Wireless carriers - how to know it will work at my house

I am new to smart phones so be kind.
Here is the question I think. What is the difference between the wireless carrier and using the cell phone towers of that carrier?
I have a Jitterbug cell phone. It just makes and receives calls. Yes the old folks phone. It works fine in my house and at work just a mile or so away. I also have a land line. the Jitterbug is using Verizon as the carrier. I thought I would economise and get rid of Jitterbug and land line and get a smart phone. I ordered one from AAA that offered a special for members. It was a HTC rhyme. It is lovely and I had little trouble setting up and understanding it. BUT when I called my friend and walked around the house it broke up and we had trouble hearing each other. It did better on the porch but not much. This HTC was from Affinity Cellular. I called them and asked what carrier and they told me they used Verizon towers. But it is not working as well as the Jitterbug. Is it the phone or the carrier? I will not buy a phone that does not have reception in my kitchen but how will I know?

It’s probably because the resellers like Straight Talk and Jitterbug get the lowest priority on Verizon’s network. Meaning the signal will be weakest for those types of phones and will be the first to get bumped off during peak call times.

Is it wifi-capable? I have the same problem at my house, but wifi calling solved it.

Yes I have Wifi. Please explain

At a risk of being pedantic, there are two components here–the signal from the tower to the cell phone, and the data stream from the cell site to the rest of the network (nowadays, voice is just part of the datastream).

I’m not an expert on the radio side of things, but it’s unlikely that the actual signal is being prioritized, or at least it’s not something I’ve heard of. Prioritizing in the datastream from the site is where I’ve seen things implemented. Granted, it may look close to the same to the average user (a dropped call is a dropped call…), however, in the one mobile network I have knowledge of, voice is not split out that way–voice is voice, reseller or no, and the low-priority stuff is the data, which is where most of the congestion comes from anyway.
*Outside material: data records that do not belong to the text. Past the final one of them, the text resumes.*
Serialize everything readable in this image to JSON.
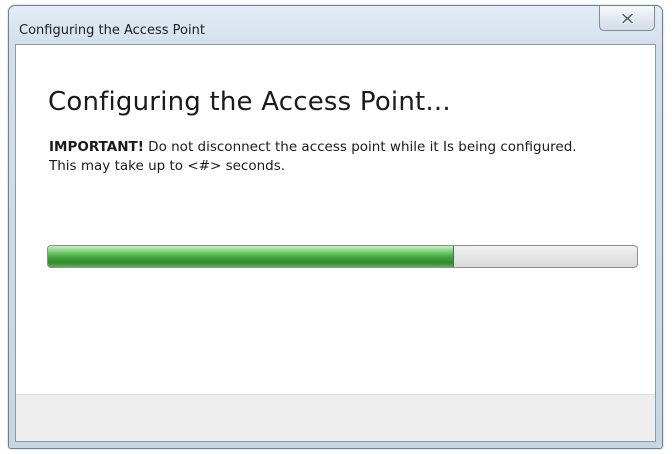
{
  "window": {
    "title": "Configuring the Access Point"
  },
  "close_button": {
    "icon": "close-icon"
  },
  "content": {
    "heading": "Configuring the Access Point...",
    "important_label": "IMPORTANT!",
    "message_line1": " Do not disconnect the access point while it Is being configured.",
    "message_line2": "This may take up to <#> seconds."
  },
  "progress": {
    "fraction": 0.69,
    "fill_color": "#3c9a38"
  }
}
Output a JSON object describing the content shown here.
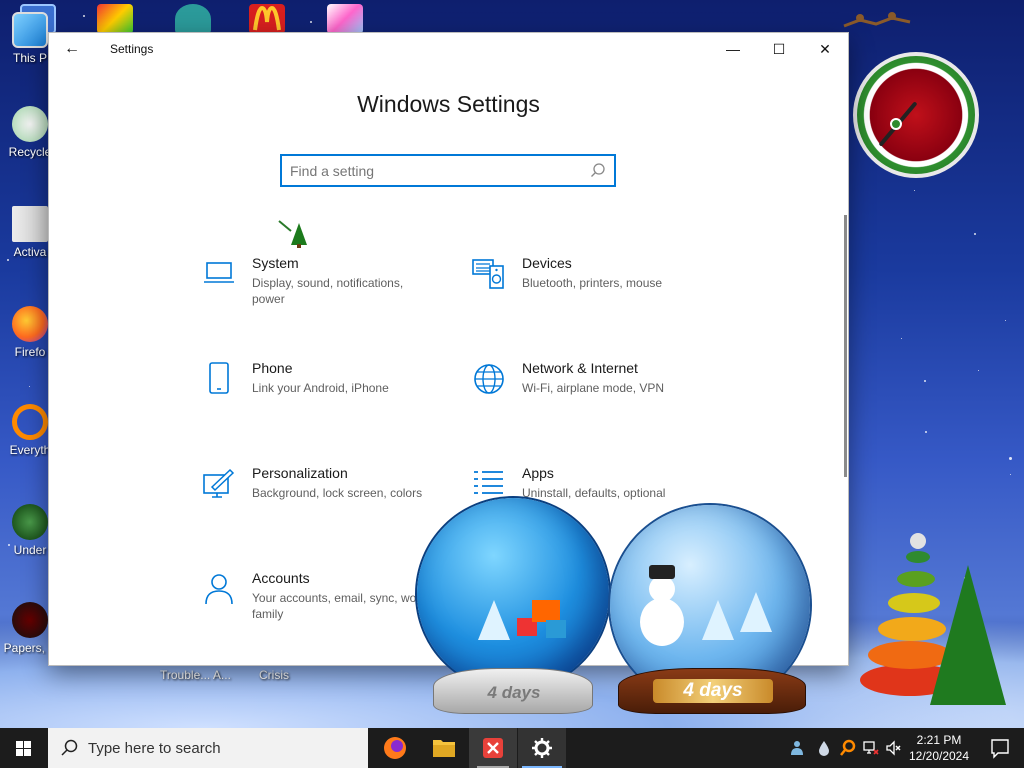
{
  "desktop": {
    "icons": [
      {
        "label": "This P"
      },
      {
        "label": "Recycle"
      },
      {
        "label": "Activa"
      },
      {
        "label": "Firefo"
      },
      {
        "label": "Everyth"
      },
      {
        "label": "Under"
      },
      {
        "label": "Papers, P"
      }
    ],
    "bottom_labels": [
      "Trouble... A...",
      "Crisis"
    ]
  },
  "window": {
    "title": "Settings",
    "heading": "Windows Settings",
    "search_placeholder": "Find a setting",
    "controls": {
      "minimize": "—",
      "maximize": "☐",
      "close": "✕",
      "back": "←"
    },
    "categories": [
      {
        "title": "System",
        "desc": "Display, sound, notifications, power",
        "icon": "laptop-icon"
      },
      {
        "title": "Devices",
        "desc": "Bluetooth, printers, mouse",
        "icon": "keyboard-speaker-icon"
      },
      {
        "title": "Phone",
        "desc": "Link your Android, iPhone",
        "icon": "phone-icon"
      },
      {
        "title": "Network & Internet",
        "desc": "Wi-Fi, airplane mode, VPN",
        "icon": "globe-icon"
      },
      {
        "title": "Personalization",
        "desc": "Background, lock screen, colors",
        "icon": "paintbrush-icon"
      },
      {
        "title": "Apps",
        "desc": "Uninstall, defaults, optional",
        "icon": "apps-list-icon"
      },
      {
        "title": "Accounts",
        "desc": "Your accounts, email, sync, work, family",
        "icon": "person-icon"
      }
    ]
  },
  "widgets": {
    "globe1_label": "4 days",
    "globe2_label": "4 days"
  },
  "taskbar": {
    "search_text": "Type here to search",
    "apps": [
      "firefox-icon",
      "file-explorer-icon",
      "red-x-app-icon",
      "settings-gear-icon"
    ],
    "tray": {
      "time": "2:21 PM",
      "date": "12/20/2024"
    }
  },
  "colors": {
    "accent": "#0078d7",
    "taskbar": "#1c1c1c",
    "window": "#ffffff"
  }
}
Going back to the question, a couple of things spring to mind. For one thing, all phone antennas are not equal. It’s entirely possible to have an older flip or candybar phone with a superior antenna to a smart phone–they’re packing a lot of stuff into smartphones, antennas often tend to go wherever they have room.

Also, different technologies may be on different frequencies, and both technology and frequency can affect signal strength. LTE may be faster than CDMA, but if, for example, the carrier in your area currently has LTE at 2100MHz and CDMA at 700MHz, CDMA will penetrate buildings better, which may mean fewer voice problems. Not a whole lot you can do about that, if something like that is happening.
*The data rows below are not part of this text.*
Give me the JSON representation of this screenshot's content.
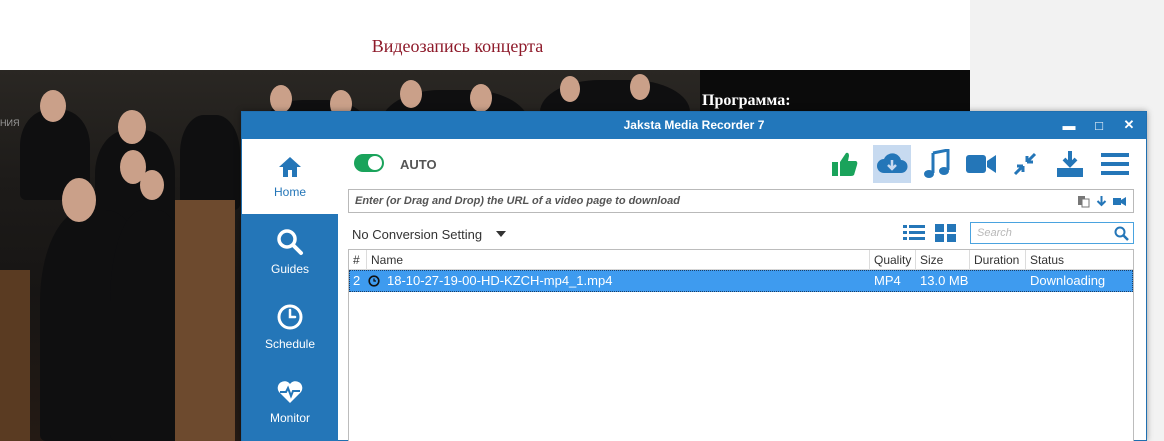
{
  "webpage": {
    "heading": "Видеозапись концерта",
    "program_label": "Программа:"
  },
  "app": {
    "title": "Jaksta Media Recorder 7",
    "window_buttons": {
      "minimize": "▬",
      "maximize": "□",
      "close": "✕"
    },
    "sidebar": [
      {
        "label": "Home",
        "icon": "home-icon",
        "active": true
      },
      {
        "label": "Guides",
        "icon": "search-icon",
        "active": false
      },
      {
        "label": "Schedule",
        "icon": "clock-icon",
        "active": false
      },
      {
        "label": "Monitor",
        "icon": "heart-pulse-icon",
        "active": false
      }
    ],
    "auto": {
      "label": "AUTO",
      "enabled": true
    },
    "toolbar_icons": [
      "thumbs-up-icon",
      "cloud-download-icon",
      "music-note-icon",
      "video-camera-icon",
      "collapse-icon",
      "download-tray-icon",
      "menu-icon"
    ],
    "url_input": {
      "placeholder": "Enter (or Drag and Drop) the URL of a video page to download",
      "value": ""
    },
    "conversion": {
      "selected": "No Conversion Setting"
    },
    "search": {
      "placeholder": "Search",
      "value": ""
    },
    "table": {
      "columns": [
        "#",
        "Name",
        "Quality",
        "Size",
        "Duration",
        "Status"
      ],
      "rows": [
        {
          "num": "2",
          "name": "18-10-27-19-00-HD-KZCH-mp4_1.mp4",
          "quality": "MP4",
          "size": "13.0 MB",
          "duration": "",
          "status": "Downloading"
        }
      ]
    },
    "colors": {
      "titlebar": "#2277bb",
      "sidebar": "#2476b8",
      "toggle_on": "#1aa35b",
      "selected_row": "#3e9bef",
      "heading": "#8e1a2a"
    }
  }
}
Will your phone work on a wifi network? If so, then go into your phone’s settings and log into your wifi network. Then, when you are home and in range of your wifi network, you will have reception.

Verizon doesn’t allow carrier-based Wi-Fi calling yet. Presumably that also applies to resellers on its network.

Thanks all.
I did have the smart phone set up on the WiFi so right about that Bright.
I guess I will have to just try the phone and see if it will work at home. Like this pretty purple one that I have to return. Wish I could see the antenna and compare.